Tuesday, October 13, 2009

The Tenth Man

Not enough is said about the tenth man in sports; not enough is said about the element of a team that can be the difference maker in any close game. I am talking about the fans, the die hards, the beloved faithful; the ones who camp out in the frigid cold just to get nosebleed tickets, the ones who scream until their throat burns to maybe get that offensive tackle to jump offsides and make 1st and 10, 1st and 15. The fans are so key to any team because besides the players that they put out on the field, it is all they have, their players and their fans. 

However over the past week while watching October Baseball's Divisions Series on TBS the "tenth man" took a different form. While fans screamed, jumped, and waved their rally towels they were certainly not the ones making the difference in some big games, their thunder was stolen by the men in black; the umpires. While teams gritted it out in games 163, 4 and 5, you would think the umps would simply go about their business as usual and merely be mediators on the field of battle. If so, you thought wrong. In two key spots during the Division Series' umpires made calls that became fatal to teams, and in the long run could be fatal to the purity of the game.

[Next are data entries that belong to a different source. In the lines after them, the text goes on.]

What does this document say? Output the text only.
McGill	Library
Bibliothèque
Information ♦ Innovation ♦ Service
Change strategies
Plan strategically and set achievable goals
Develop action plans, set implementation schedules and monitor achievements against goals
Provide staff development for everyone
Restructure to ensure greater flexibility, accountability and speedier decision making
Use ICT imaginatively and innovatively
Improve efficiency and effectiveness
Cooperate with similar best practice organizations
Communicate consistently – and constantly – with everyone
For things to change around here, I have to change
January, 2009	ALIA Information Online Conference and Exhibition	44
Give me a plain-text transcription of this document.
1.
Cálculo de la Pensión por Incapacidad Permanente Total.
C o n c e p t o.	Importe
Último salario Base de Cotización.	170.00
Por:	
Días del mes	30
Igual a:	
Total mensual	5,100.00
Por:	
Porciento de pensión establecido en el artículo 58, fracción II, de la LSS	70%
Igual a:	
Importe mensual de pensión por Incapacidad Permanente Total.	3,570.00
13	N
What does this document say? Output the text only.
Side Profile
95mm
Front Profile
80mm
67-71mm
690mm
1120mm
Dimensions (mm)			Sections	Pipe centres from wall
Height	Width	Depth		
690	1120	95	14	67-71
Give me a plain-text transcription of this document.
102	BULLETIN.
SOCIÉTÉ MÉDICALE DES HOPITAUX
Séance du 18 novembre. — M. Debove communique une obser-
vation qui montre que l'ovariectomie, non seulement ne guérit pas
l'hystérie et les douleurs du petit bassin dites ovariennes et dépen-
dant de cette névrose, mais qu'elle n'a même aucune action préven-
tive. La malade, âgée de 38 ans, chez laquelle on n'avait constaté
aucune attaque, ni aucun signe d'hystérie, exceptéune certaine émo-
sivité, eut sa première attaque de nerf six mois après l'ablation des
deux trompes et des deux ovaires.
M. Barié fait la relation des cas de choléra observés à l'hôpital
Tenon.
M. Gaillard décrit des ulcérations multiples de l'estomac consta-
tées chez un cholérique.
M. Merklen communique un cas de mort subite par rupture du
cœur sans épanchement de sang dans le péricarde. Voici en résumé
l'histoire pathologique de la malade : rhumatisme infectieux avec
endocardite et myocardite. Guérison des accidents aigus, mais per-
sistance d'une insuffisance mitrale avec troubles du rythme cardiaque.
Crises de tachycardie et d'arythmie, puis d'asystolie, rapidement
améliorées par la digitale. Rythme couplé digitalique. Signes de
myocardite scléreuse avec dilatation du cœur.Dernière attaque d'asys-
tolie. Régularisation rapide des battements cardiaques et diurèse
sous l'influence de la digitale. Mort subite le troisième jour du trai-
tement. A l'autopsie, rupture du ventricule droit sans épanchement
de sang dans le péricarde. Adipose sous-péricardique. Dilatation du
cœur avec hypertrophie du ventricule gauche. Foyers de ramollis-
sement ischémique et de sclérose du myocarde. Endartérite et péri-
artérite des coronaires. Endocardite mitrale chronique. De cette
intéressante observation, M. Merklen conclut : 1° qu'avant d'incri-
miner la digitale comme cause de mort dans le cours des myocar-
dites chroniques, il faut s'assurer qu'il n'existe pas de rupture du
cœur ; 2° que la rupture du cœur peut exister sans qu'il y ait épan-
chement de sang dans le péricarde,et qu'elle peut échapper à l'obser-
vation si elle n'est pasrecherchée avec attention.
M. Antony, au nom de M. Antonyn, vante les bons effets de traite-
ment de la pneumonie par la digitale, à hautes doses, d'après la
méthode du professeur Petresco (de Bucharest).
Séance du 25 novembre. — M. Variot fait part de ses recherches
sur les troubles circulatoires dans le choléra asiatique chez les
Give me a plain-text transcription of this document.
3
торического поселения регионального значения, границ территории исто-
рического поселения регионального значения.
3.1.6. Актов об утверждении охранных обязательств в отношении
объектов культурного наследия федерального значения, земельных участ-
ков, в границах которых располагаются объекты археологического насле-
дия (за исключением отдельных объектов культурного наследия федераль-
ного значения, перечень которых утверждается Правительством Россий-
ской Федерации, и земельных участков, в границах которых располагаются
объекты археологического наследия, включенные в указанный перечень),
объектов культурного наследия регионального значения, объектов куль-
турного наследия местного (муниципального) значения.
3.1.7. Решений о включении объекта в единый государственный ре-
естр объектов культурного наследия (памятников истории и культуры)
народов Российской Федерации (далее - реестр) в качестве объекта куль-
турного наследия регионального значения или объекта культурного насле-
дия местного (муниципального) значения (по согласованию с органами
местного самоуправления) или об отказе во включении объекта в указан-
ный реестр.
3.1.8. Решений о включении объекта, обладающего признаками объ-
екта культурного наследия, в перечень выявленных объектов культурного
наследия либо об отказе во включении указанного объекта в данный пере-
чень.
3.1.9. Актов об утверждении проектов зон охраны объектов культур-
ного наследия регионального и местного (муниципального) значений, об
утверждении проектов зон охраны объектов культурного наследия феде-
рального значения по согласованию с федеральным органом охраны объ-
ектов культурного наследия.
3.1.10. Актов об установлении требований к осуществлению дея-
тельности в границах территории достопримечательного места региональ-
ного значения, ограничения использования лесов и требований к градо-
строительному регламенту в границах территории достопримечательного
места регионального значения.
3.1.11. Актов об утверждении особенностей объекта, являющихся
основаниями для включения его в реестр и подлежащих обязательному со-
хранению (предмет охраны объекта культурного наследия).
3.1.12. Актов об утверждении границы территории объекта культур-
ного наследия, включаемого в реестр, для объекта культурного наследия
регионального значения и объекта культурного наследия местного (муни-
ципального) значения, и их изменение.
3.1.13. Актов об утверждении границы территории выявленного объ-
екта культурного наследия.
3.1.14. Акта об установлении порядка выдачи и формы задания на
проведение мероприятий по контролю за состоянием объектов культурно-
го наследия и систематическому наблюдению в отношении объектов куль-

With the game tied in the 11th inning in Game 2 of the ALCS Series between the Yankees and Twins, AL batting champion Joe Mauer stepped up to the plate to simply do some damage. He proceeded to line a ball down the left field line that hopped up into the stands for a ground rule double, or so he thought. With the ball bouncing a few feet into fair territory Mauer was slowing rounding first with his rare free pass to second when the LEFT FIELD umpire Phil Cuzzi raised both his arms into the air indicating that the ball had fallen foul. There are times when umps can be excused for making bad calls, this situation was however not one of them. Let us recall that a little while back baseball insisted on paying six umpires instead of four to make sure that they had people not only on top of what was going on in the infield, but the outfield as well. Well Phil Cuzzi you are a waste of a sixth umpire, and maybe with five umps on the field the third base umpire could have made a better call. Mauer would single later in the at bat. The two men who followed him would single as well, but the Twins would leave the bases loaded, and would lose on a Mark Texiera walk-off in the next inning. Had Mauer had been on second to start the inning, he would have scored on one of the singles, and changed that game and the series completely. 

Similar story in Colorado. With the Game tied at 5 in the top of the ninth Chase Utley stared down Huston Street with the go ahead run in the form of Jimmy Rollins standing at second base with one out. He proceeded to lazily stick his bat out in front of the plate and squeeze a chopper down the first baseline. When Utley went to run it out, the ball made contact with his side while he was still in the batter's box. Utley being the heads up player that he is ran the play out and found himself standing safe on first with a smirk on his face. Ryan Howard followed with a sacrifice fly that would put the Phillies ahead and would later win the game. Replay showed that Utley's ball struck him while he was still in the box, and should've have been called a foul ball, which would have meant Rollins would have never been on third base for Ryan Howard. Just like the case in New York, the outcome of the game was altered by an umpire and the outcome of the series as well. 

The point here, is that baseball, America's Pastime, is slowly going to lose its purty. Baseball is one of the few sports left that is called solely by the man's naked eye, it is one of the few sports left that has final results that are not artificially made; because it is simply, pure. But when does purity relinquish its grip on baseball to make way for justice? When will instant replay in baseball stretch farther than just disputed home runs? If steroids bringing about fake home runs and fake heroes wasn't bad enough, fans will soon be robbed of their man made results soon as well, because the sixth umpire on the field forgot to put his contacts in before the game. The day where baseball starts to use instant replay to decide close calls is a day that will be sad, and frankly, is coming soon.